Material and Methods
Vertebrae from any CT and of
any length are labeled (C1-L5) using two intendent deep learning models to mirror
two different experts labeling the spine. Then, a UNet++ architecture was trained,
validation, and tested so that each resulting vertebrae could be contoured using
(n=220 CTs). Features from labeling and from contours were input into a random forest
classifier to predict whether vertebrae were correctly labeled. This classifier
was trained using CBCT, PET-CT, diagnostic, and simulation CT images (n=56 CTs,
752 contours). Autoplans were generated via scripting using auto-verified contours.
Each model was combined into a framework to make a fully-automated treatment planning
clinical tool. Three radiation oncologist scored plan quality on a new cohort of
CT scans (n=60) on a 5-point scale. CTs varied in scan length, presence of
surgical implants, imaging protocol, and metastatic burden.
Results
Accuracy for automatic labeling
was 94% with < 2.2mm error. Mean Dice-Similarity Coefficient was 85.0%(cervical), 90.3%(thoracic),
and 93.7%(lumbar).

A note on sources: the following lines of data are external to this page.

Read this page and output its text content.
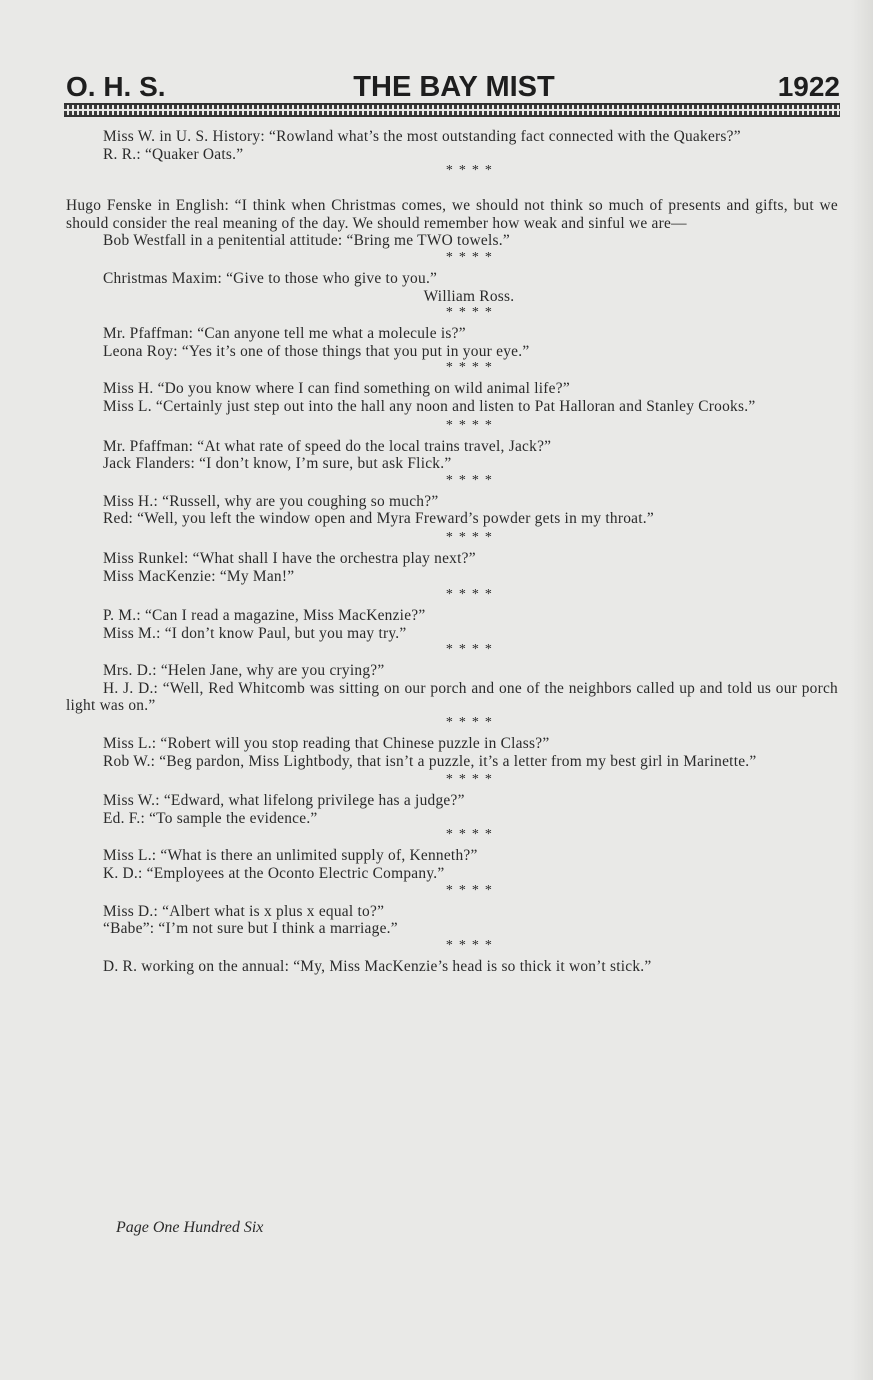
O. H. S.	THE BAY MIST	1922

Miss W. in U. S. History: “Rowland what’s the most outstanding fact connected with the Quakers?”

R. R.: “Quaker Oats.”

* * * *

Hugo Fenske in English: “I think when Christmas comes, we should not think so much of presents and gifts, but we should consider the real meaning of the day. We should remember how weak and sinful we are—

Bob Westfall in a penitential attitude: “Bring me TWO towels.”

* * * *

Christmas Maxim: “Give to those who give to you.”

William Ross.

* * * *

Mr. Pfaffman: “Can anyone tell me what a molecule is?”

Leona Roy: “Yes it’s one of those things that you put in your eye.”

* * * *

Miss H. “Do you know where I can find something on wild animal life?”

Miss L. “Certainly just step out into the hall any noon and listen to Pat Halloran and Stanley Crooks.”

* * * *

Mr. Pfaffman: “At what rate of speed do the local trains travel, Jack?”

Jack Flanders: “I don’t know, I’m sure, but ask Flick.”

* * * *

Miss H.: “Russell, why are you coughing so much?”

Red: “Well, you left the window open and Myra Freward’s powder gets in my throat.”

* * * *

Miss Runkel: “What shall I have the orchestra play next?”

Miss MacKenzie: “My Man!”

* * * *

P. M.: “Can I read a magazine, Miss MacKenzie?”

Miss M.: “I don’t know Paul, but you may try.”

* * * *

Mrs. D.: “Helen Jane, why are you crying?”

H. J. D.: “Well, Red Whitcomb was sitting on our porch and one of the neighbors called up and told us our porch light was on.”

* * * *

Miss L.: “Robert will you stop reading that Chinese puzzle in Class?”

Rob W.: “Beg pardon, Miss Lightbody, that isn’t a puzzle, it’s a letter from my best girl in Marinette.”

* * * *

Miss W.: “Edward, what lifelong privilege has a judge?”

Ed. F.: “To sample the evidence.”

* * * *

Miss L.: “What is there an unlimited supply of, Kenneth?”

K. D.: “Employees at the Oconto Electric Company.”

* * * *

Miss D.: “Albert what is x plus x equal to?”

“Babe”: “I’m not sure but I think a marriage.”

* * * *

D. R. working on the annual: “My, Miss MacKenzie’s head is so thick it won’t stick.”

Page One Hundred Six
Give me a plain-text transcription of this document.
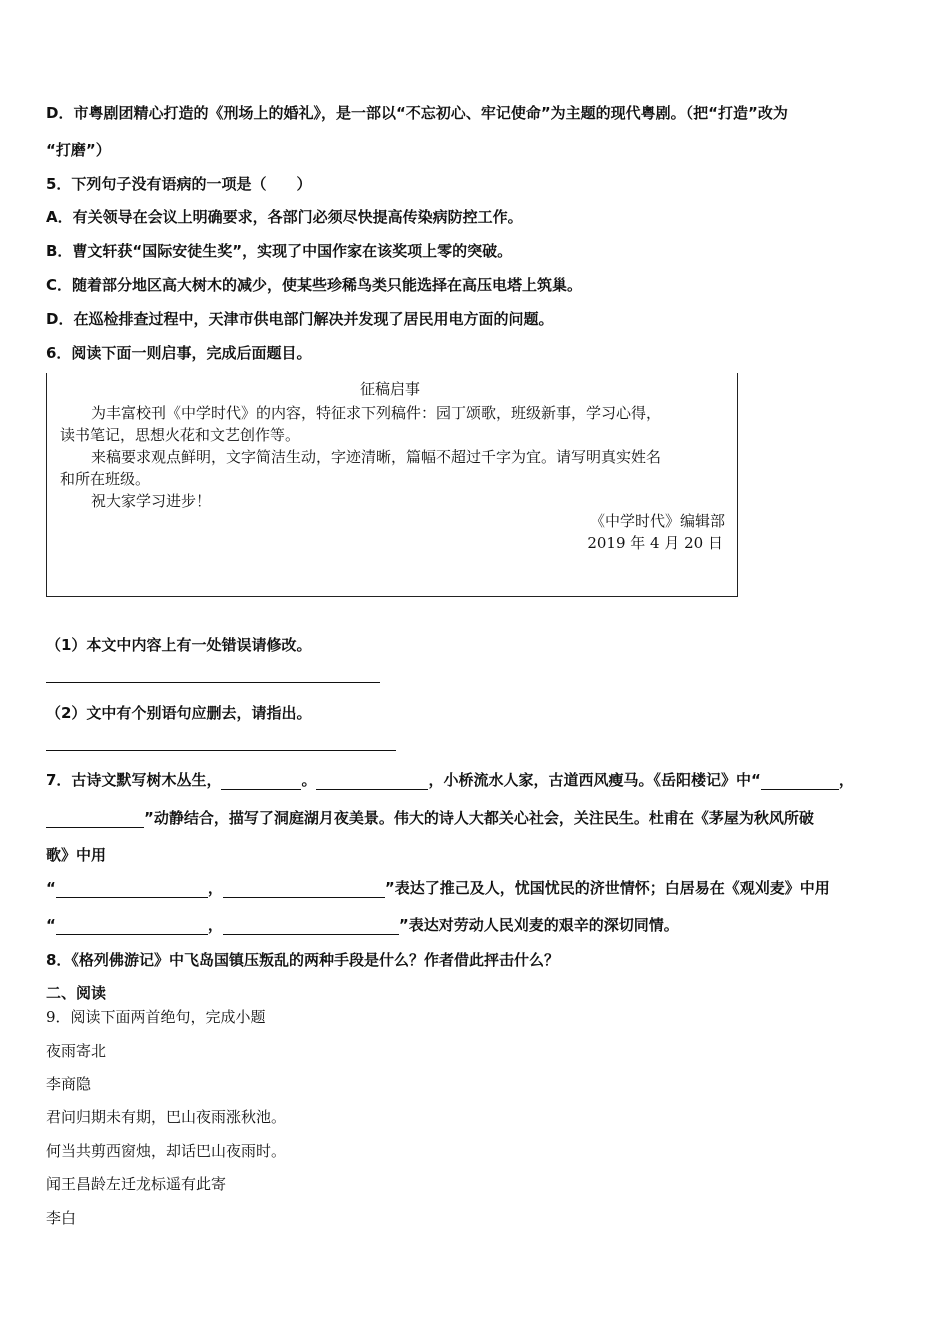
D．市粤剧团精心打造的《刑场上的婚礼》，是一部以“不忘初心、牢记使命”为主题的现代粤剧。（把“打造”改为
“打磨”）
5．下列句子没有语病的一项是（　　）
A．有关领导在会议上明确要求，各部门必须尽快提高传染病防控工作。
B．曹文轩获“国际安徒生奖”，实现了中国作家在该奖项上零的突破。
C．随着部分地区高大树木的减少，使某些珍稀鸟类只能选择在高压电塔上筑巢。
D．在巡检排查过程中，天津市供电部门解决并发现了居民用电方面的问题。
6．阅读下面一则启事，完成后面题目。
征稿启事
为丰富校刊《中学时代》的内容，特征求下列稿件：园丁颂歌，班级新事，学习心得，
读书笔记，思想火花和文艺创作等。
来稿要求观点鲜明，文字简洁生动，字迹清晰，篇幅不超过千字为宜。请写明真实姓名
和所在班级。
祝大家学习进步！
《中学时代》编辑部
2019 年 4 月 20 日
（1）本文中内容上有一处错误请修改。
（2）文中有个别语句应删去，请指出。
7．古诗文默写树木丛生，	。	，小桥流水人家，古道西风瘦马。《岳阳楼记》中“	，
”动静结合，描写了洞庭湖月夜美景。伟大的诗人大都关心社会，关注民生。杜甫在《茅屋为秋风所破
歌》中用
“	，	”表达了推己及人，忧国忧民的济世情怀；白居易在《观刈麦》中用
“	，	”表达对劳动人民刈麦的艰辛的深切同情。
8．《格列佛游记》中飞岛国镇压叛乱的两种手段是什么？作者借此抨击什么？
二、阅读
9．阅读下面两首绝句，完成小题
夜雨寄北
李商隐
君问归期未有期，巴山夜雨涨秋池。
何当共剪西窗烛，却话巴山夜雨时。
闻王昌龄左迁龙标遥有此寄
李白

The random forest classifier predicted mislabeling across various CT
scan types with precision-recall-AUC=0.82. All contouring and
labeling errors (11/11) within treatment regions,
including errors from patient plans (6/6) with atypical
anatomy (e.g. T13, L6) were detected. Radiation oncologists
scored 98% of simulation CT- and 92% of diagnostic
CT-based plans as clinically acceptable or needing minor edits for
patients with typical anatomy. End-to-end treatment planning time of the clinical
tool was less than 8 minutes on average.
Conclusion
This novel method to automatically verify,
contour, and plan palliative spine treatments is efficient, effective,
and safe across various CT scan types.